В мае 1942 года они прошли знаменитую «лощину нервов» — пять километров по открытой тропе. Прошли, свалились, и Невзглядов спросил: «Андрей, где мы сейчас с тобой были?» И отец ответил: «Ага». Однажды они приняли бой на берегу озера, в тумане. Отец потерял каску, надел немецкую, и Невзглядов сказал ему: «Сними, дурак. Или ты хочешь, чтобы свои убили?»
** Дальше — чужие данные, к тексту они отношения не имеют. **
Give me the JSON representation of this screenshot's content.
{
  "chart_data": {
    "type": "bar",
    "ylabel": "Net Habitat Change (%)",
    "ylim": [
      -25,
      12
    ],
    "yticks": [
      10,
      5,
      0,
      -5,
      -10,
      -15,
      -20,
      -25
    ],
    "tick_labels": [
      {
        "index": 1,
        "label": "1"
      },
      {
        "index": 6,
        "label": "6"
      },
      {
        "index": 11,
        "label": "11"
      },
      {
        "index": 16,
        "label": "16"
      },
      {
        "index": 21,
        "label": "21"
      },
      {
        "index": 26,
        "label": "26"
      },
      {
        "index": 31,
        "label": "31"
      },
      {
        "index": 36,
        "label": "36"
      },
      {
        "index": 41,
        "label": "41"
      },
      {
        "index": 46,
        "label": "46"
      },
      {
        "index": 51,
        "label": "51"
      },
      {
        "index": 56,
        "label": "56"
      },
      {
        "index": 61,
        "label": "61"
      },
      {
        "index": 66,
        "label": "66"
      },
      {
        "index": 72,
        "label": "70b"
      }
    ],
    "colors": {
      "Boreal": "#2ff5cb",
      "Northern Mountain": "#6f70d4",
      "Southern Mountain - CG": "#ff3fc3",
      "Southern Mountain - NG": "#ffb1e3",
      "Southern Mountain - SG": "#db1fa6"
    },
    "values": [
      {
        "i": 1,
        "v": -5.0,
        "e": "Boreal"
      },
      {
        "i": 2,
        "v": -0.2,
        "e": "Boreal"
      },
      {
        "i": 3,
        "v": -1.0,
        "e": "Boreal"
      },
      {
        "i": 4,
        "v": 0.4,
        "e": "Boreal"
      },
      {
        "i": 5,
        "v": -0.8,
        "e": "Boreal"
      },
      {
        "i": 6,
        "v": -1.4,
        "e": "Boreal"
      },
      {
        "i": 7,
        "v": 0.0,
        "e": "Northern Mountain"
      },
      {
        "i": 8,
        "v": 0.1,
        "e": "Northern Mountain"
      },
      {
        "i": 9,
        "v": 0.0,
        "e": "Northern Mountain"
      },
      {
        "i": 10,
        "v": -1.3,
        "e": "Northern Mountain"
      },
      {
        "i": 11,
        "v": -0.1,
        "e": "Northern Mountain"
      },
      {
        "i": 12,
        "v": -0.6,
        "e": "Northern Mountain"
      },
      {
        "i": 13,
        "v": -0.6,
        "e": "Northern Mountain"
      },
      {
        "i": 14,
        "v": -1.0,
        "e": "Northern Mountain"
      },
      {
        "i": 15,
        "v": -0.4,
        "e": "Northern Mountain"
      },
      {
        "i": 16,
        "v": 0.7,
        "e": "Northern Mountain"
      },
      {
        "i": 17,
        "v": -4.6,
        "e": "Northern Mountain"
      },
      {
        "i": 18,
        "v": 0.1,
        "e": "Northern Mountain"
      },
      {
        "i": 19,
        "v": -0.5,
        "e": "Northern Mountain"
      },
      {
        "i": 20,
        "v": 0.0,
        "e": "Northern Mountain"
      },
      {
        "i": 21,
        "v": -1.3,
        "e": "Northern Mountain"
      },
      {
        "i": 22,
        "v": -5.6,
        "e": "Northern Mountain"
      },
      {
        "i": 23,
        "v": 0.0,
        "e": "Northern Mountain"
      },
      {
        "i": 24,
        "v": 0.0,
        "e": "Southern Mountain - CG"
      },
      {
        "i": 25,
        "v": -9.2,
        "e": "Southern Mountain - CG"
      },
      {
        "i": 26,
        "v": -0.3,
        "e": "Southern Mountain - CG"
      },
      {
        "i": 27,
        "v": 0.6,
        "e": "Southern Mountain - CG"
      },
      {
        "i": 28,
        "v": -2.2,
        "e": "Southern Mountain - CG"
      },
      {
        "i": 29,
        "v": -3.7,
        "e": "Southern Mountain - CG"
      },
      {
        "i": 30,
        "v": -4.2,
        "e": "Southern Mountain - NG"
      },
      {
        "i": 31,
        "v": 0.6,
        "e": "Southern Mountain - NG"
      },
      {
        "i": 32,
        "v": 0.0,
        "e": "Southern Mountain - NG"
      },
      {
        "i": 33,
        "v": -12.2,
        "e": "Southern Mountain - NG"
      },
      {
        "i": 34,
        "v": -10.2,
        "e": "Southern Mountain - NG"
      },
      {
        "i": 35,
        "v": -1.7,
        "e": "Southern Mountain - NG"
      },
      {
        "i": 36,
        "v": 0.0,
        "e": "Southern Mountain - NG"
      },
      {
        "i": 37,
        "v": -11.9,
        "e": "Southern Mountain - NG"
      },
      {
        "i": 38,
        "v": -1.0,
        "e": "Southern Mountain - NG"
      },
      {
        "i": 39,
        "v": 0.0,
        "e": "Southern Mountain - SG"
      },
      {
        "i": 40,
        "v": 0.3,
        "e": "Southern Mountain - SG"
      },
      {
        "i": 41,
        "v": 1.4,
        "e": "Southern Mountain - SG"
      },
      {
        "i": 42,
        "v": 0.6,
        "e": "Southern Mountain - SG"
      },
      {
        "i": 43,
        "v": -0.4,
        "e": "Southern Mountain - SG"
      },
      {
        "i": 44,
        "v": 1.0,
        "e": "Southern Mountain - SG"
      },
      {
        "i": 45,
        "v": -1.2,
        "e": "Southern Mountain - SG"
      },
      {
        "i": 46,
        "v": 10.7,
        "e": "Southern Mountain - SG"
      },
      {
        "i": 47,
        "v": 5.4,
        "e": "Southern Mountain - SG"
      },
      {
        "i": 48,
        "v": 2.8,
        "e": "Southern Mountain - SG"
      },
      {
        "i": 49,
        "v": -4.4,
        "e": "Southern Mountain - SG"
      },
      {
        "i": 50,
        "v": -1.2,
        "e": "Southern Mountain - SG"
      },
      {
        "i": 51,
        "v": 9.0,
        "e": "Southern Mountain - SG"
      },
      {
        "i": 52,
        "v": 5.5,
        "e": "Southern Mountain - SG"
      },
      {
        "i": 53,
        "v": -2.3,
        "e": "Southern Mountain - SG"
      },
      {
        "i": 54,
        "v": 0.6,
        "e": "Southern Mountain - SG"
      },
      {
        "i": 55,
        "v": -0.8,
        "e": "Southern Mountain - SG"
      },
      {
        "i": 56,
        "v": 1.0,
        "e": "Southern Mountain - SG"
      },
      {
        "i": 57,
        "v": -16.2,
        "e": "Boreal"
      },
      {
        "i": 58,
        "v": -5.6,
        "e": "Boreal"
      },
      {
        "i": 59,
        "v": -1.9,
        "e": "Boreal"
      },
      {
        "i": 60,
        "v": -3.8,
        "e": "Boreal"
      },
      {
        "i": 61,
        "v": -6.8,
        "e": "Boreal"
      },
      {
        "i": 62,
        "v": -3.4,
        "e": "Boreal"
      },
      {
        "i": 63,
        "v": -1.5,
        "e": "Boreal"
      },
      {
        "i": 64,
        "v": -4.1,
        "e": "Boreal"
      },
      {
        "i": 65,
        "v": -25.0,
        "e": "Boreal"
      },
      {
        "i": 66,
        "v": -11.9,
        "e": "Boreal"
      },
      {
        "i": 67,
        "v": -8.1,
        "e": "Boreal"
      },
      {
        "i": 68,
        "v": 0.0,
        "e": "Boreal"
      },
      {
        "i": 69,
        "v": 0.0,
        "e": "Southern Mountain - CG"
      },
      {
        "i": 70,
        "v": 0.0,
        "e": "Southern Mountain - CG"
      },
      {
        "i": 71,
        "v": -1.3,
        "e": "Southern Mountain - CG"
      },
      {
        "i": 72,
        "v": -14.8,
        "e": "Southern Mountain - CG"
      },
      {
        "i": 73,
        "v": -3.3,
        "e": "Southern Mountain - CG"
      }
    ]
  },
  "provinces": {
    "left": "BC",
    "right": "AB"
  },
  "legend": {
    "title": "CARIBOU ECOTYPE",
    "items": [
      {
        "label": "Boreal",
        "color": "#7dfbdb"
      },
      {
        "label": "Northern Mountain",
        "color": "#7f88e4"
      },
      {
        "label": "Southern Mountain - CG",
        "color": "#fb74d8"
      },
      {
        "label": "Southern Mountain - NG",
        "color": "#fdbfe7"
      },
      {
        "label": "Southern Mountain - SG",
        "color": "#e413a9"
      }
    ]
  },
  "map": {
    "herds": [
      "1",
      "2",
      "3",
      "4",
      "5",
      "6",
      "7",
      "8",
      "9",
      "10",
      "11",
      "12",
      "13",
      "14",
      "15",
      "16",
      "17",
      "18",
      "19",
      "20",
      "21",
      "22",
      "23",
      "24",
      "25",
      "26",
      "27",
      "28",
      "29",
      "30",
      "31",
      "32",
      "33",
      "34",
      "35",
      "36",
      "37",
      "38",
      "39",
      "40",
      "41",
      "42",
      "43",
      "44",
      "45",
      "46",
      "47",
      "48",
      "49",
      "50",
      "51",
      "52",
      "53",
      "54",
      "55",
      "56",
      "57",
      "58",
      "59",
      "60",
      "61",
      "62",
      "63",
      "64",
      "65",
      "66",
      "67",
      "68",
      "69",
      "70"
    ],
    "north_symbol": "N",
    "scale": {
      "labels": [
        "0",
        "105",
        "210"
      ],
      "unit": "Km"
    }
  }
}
Потом Невзглядов рассказал, как отца однажды приняли в темноте за грузина, передразнили акцент — это было в расположении полка, — и он, не раздумывая, кинулся в драку. Он был вспыльчивый, но отходчивый. Любил выпить, но кто тогда не любил?
Он был ранен весной сорок третьего года, а уже из госпиталя попал на батарею. Невзглядов больше не встречался с ним, только слышал стороной, что у него была какая-то неприятность. Понятно! Ему нечего было делать на батарее. Что такое разведчик? Движение!
Игорь провел у Невзглядова все утро и не ушел бы до поезда, если бы хозяин не сказал, что ему пора на работу. Он служил в Инспекции морского пароходства. Игорь пошел провожать его, и на взгорье, с которого открылся залив, Невзглядов показал ему порт — мастерские, доки, краны торгового флота, судоремонтный завод и снова краны и краны. Он в последний раз вскинул на Игоря голубые обнадеживающие глаза, похлопал по плечу и ушел.
Далекие, как бы перекликающиеся шумы, доносились из порта, вдалеке над берегом дымился снежок, и Игорь с чувством счастья смотрел на эти берега, на порт, как бы застывший и находящийся в непрерывном движении, на темно-стальной блеск моря, на небо, которое было так не похоже на привычное московское небо.
«Хороший товарищ», — сказал об отце Невзглядов. У Игоря задрожали губы. Он найдет его, как бы это ни было трудно. Нашлись же защитники Брестской крепости, которых вся страна пятнадцать лет считала пропавшими без вести?
— И не открытки, — сказал Невзглядов, — а письмо в Главное Управление кадров флота. Ответят. А когда будешь писать отцу — поклонись. Он меня помнит.
Игорю захотелось есть, но он не пошел в столовую, а купил батон и ломоть холодного вареного вкусного мяса. Это было весело — бродить по незнакомому городу, не зная, что откроется за углом. Он забрался на памятник Жертвам американо-английской интервенции, состоявший из прямоугольников и лестниц и выглядевший современным, хотя был построен в двадцатых годах. Потом он вернулся на проспект Ленина и на этот раз прошел его до конца. Сорок три, сорок пять, сорок семь... Дома снова стали плавно проходить перед ним, хотя теперь он шел неторопливо, и сердце билось спокойнее и с надеждой.